As some operators start to put flesh on their plans for early-stage 5G deployments, midband spectrum is emerging as a key enabler, and one which will place small cell technologies deep in the heart of 5G. And, in this context, the distinction between macro and small cells is becoming somewhat blurred: cells are smaller, on average, in 5G than 4G – as they were in 4G compared to 3G – and so the economics are difficult without low opex, automation, and many of the techniques and technologies SCF has helped drive in recent years.
At least half of the 5G roll-outs which will kick off between 2019 and 2022 will be in C-Band spectrum (a series of bands between 3.4 GHz and 4.2 GHz), which supports high capacity for enhanced mobile broadband, without the technical challenges of the emerging millimeter wave options. China is a significant force behind the use of C-Band for 5G and its market weight will help to drive a broad device ecosystem.
This is exciting news for the small cell community. Many of the developments which SCF members have helped to drive in recent years will be directly applicable to this first wave of 5G, because while the C-Band spectrum offers plentiful capacity, the propagation characteristics and the topography of most jurisdictions makes its range rather limited. That means larger numbers of cells are required to cover a given area, and so to make the business case work for operators, those cells will need to be affordable, interoperable and highly automated, to maximize efficiency and minimize total cost of ownership.

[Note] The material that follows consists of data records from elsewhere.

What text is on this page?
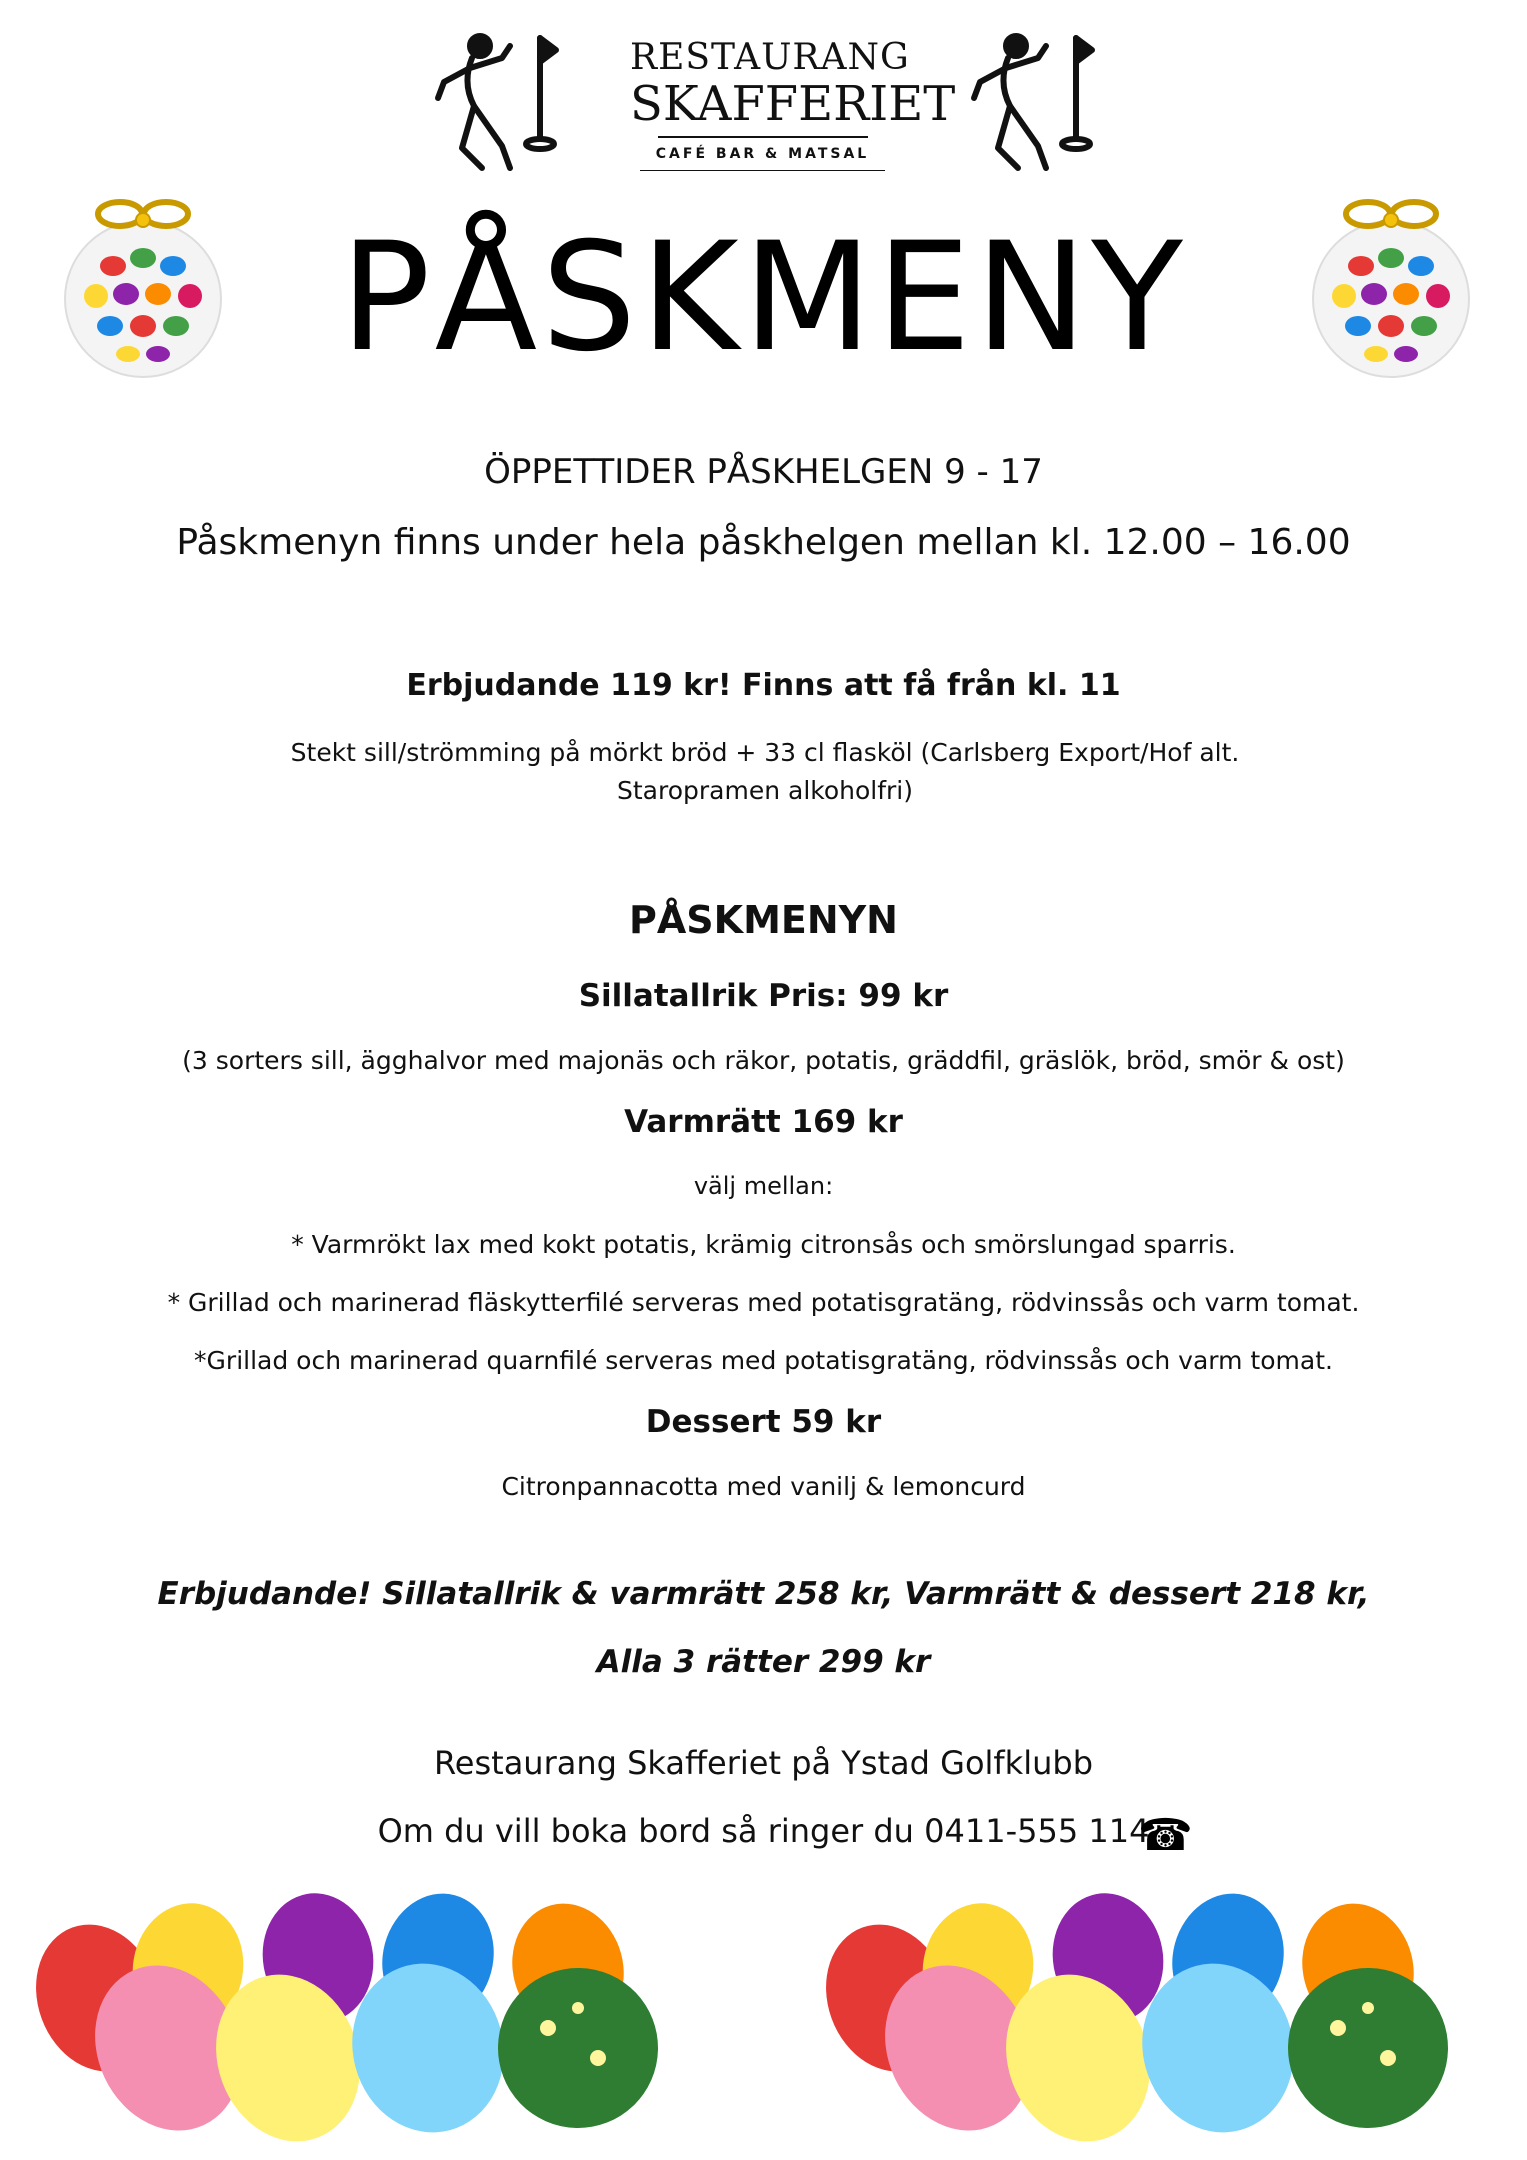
RESTAURANG
SKAFFERIET
CAFÉ BAR & MATSAL
PÅSKMENY
ÖPPETTIDER PÅSKHELGEN 9 - 17
Påskmenyn finns under hela påskhelgen mellan kl. 12.00 – 16.00
Erbjudande 119 kr! Finns att få från kl. 11
Stekt sill/strömming på mörkt bröd + 33 cl flasköl (Carlsberg Export/Hof alt. Staropramen alkoholfri)
PÅSKMENYN
Sillatallrik Pris: 99 kr
(3 sorters sill, ägghalvor med majonäs och räkor, potatis, gräddfil, gräslök, bröd, smör & ost)
Varmrätt 169 kr
välj mellan:
* Varmrökt lax med kokt potatis, krämig citronsås och smörslungad sparris.
* Grillad och marinerad fläskytterfilé serveras med potatisgratäng, rödvinssås och varm tomat.
*Grillad och marinerad quarnfilé serveras med potatisgratäng, rödvinssås och varm tomat.
Dessert 59 kr
Citronpannacotta med vanilj & lemoncurd
Erbjudande! Sillatallrik & varmrätt 258 kr, Varmrätt & dessert 218 kr,
Alla 3 rätter 299 kr
Restaurang Skafferiet på Ystad Golfklubb
Om du vill boka bord så ringer du 0411-555 114
☎
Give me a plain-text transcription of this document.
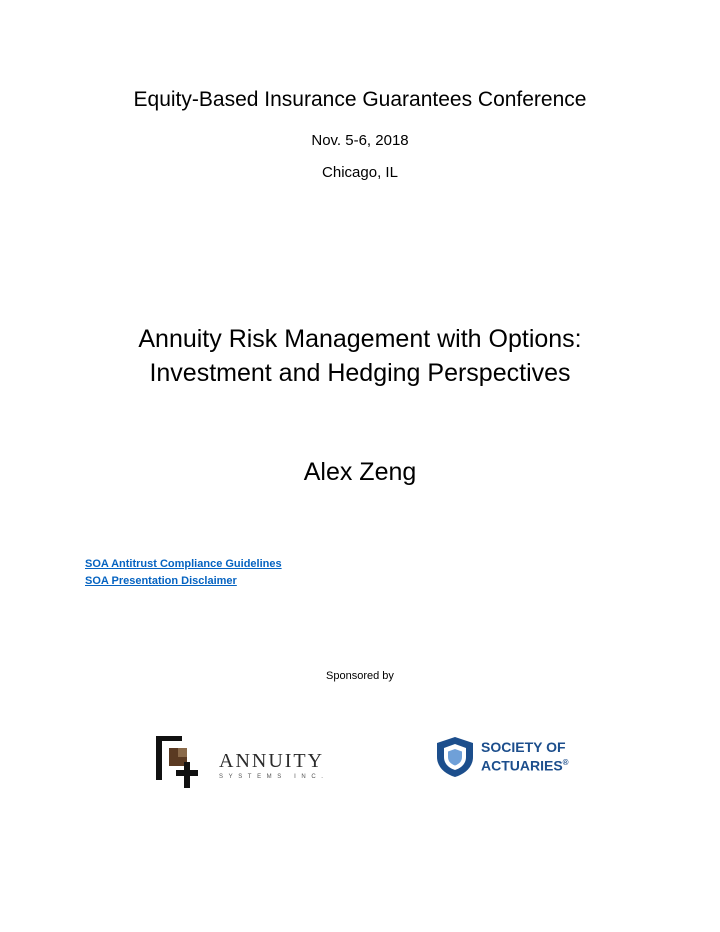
Equity-Based Insurance Guarantees Conference
Nov. 5-6, 2018
Chicago, IL
Annuity Risk Management with Options:
Investment and Hedging Perspectives
Alex Zeng
SOA Antitrust Compliance Guidelines
SOA Presentation Disclaimer
Sponsored by
ANNUITY
SYSTEMS INC.
SOCIETY OF
ACTUARIES®
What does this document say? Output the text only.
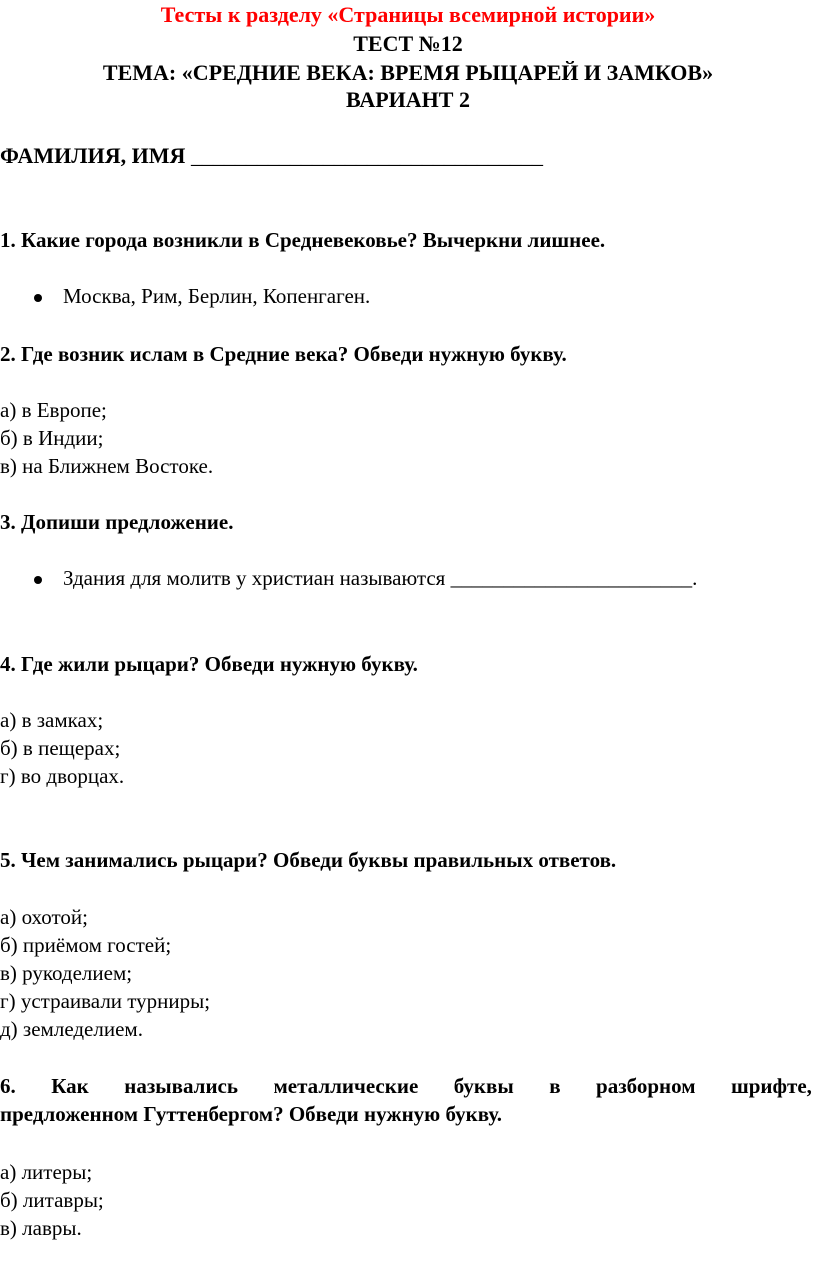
Тесты к разделу «Страницы всемирной истории»
ТЕСТ №12
ТЕМА: «СРЕДНИЕ ВЕКА: ВРЕМЯ РЫЦАРЕЙ И ЗАМКОВ»
ВАРИАНТ 2
ФАМИЛИЯ, ИМЯ ________________________________
1. Какие города возникли в Средневековье? Вычеркни лишнее.
Москва, Рим, Берлин, Копенгаген.
2. Где возник ислам в Средние века? Обведи нужную букву.
а) в Европе;
б) в Индии;
в) на Ближнем Востоке.
3. Допиши предложение.
Здания для молитв у христиан называются _______________________.
4. Где жили рыцари? Обведи нужную букву.
а) в замках;
б) в пещерах;
г) во дворцах.
5. Чем занимались рыцари? Обведи буквы правильных ответов.
а) охотой;
б) приёмом гостей;
в) рукоделием;
г) устраивали турниры;
д) земледелием.
6. Как назывались металлические буквы в разборном шрифте,
предложенном Гуттенбергом? Обведи нужную букву.
а) литеры;
б) литавры;
в) лавры.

These issues, which will be critical to the 5G business case, have been central to SCF’s work for years, as we have focused on the complex issues of densifying a network to support smart cities, high mobile broadband capacity and emerging Internet of Things use cases.
All this will be very important to the first wave of 5G deployers – those starting commercial roll-out before 2023. Many of these early adopters will be using C-Band spectrum; and far from harnessing it just for a few dense hotspots, many are looking at broad zonal coverage, involving very large numbers of cells.
Some will use sub-1 GHz spectrum to achieve macro-based wide area coverage, but these bands will not provide the capacity required for the promised data rates for high quality video and new mixed-reality user experiences promised by 5G. And the majority of MNOs say they will first use 5G to enhance their existing core mobile broadband services, before moving on to new revenue streams enabled by 5G support for massive IoT and ultra-reliable low latency networks – so that capacity will be essential to their competitive advantage.
This is why there is high interest in millimeter wave bands, but there are still many challenges caused by their propagation characteristics. For the first phase, at least, C-Band – especially when combined with the enhanced carrier aggregation and higher order MIMO techniques supported in 5G standards – will be a strong capacity band, especially below 3.8 GHz (above that, there are issues with incumbent satellite users). It has the potential to support 200 MHz of capacity per operator, which will, in turn, make many ‘5G’ use cases, such as advanced virtual reality gaming, practical.
That potential will drive worldwide operator interest in C-band spectrum, and therefore in small cells – to be deployed as a layer covering many markets, not just as hotspots. In a survey of about 60 mobile operators conducted for SCF, respondents were asked what their primary deployment strategy would be in the first 2-3 years of their 5G roll-out. 58% said they would adopt a small cell-first approach, either to enhance existing mobile broadband or enable new revenue streams.
Figure: What will be your primary approach to deploying a 5G New Radio network in the first 2-3 years? Source: SCF MNO survey, 61 respondents
The World Radio Conference in 2015 allocated 3.4 GHz to 3.6 GHz as a global mobile band. Where it is already available, it has typically been used for fixed wireless access and satellite, while in the US, the CBRS multi-tiered band plan has been introduced to allow shared usage. However, its real impact will be as the first major new 5G band. For instance, the 3.3 GHz to 3.6 GHz band is the main focus of Chinese 5G trials; South Korea will auction 3.5 GHz licenses this year; and Japan, which already uses 120 MHz of 3.5 GHz spectrum for TD-LTE, plans to refarm some of that for 5G and to extend the band to 4.2 GHz.
All this bodes well for the deployment of large numbers of 5G cells, often providing a dense overlay for a 4G macro network in lower frequencies. But the core requirements for planning and managing a very dense, cost-effective 5G network will be the same as in 4G, and all of these have been addressed in-depth by ongoing SCF work programs. For instance:
- open frameworks (HetNet framework)
- repeatable site approval and installation processes
- automated management (SON API)
- network APIs (nFAPI)
- flexible backhaul options
- future-proofing and migration to new architectures (functional splits for virtualized small cell networks)
SCF has made significant progress in all these areas to help members achieve their current densification goals, and the lessons learned will greatly ease the path to 5G density. In addition, the Forum is already studying many of the new developments which will be introduced to the dense HetNet at the 5G stage, such as new MIMO technologies, duplex schemes and orchestration platforms.
This work has laid the groundwork for the deployment of 5G in the C-Band, which will drive unprecedented levels of implementation of small cells round the world.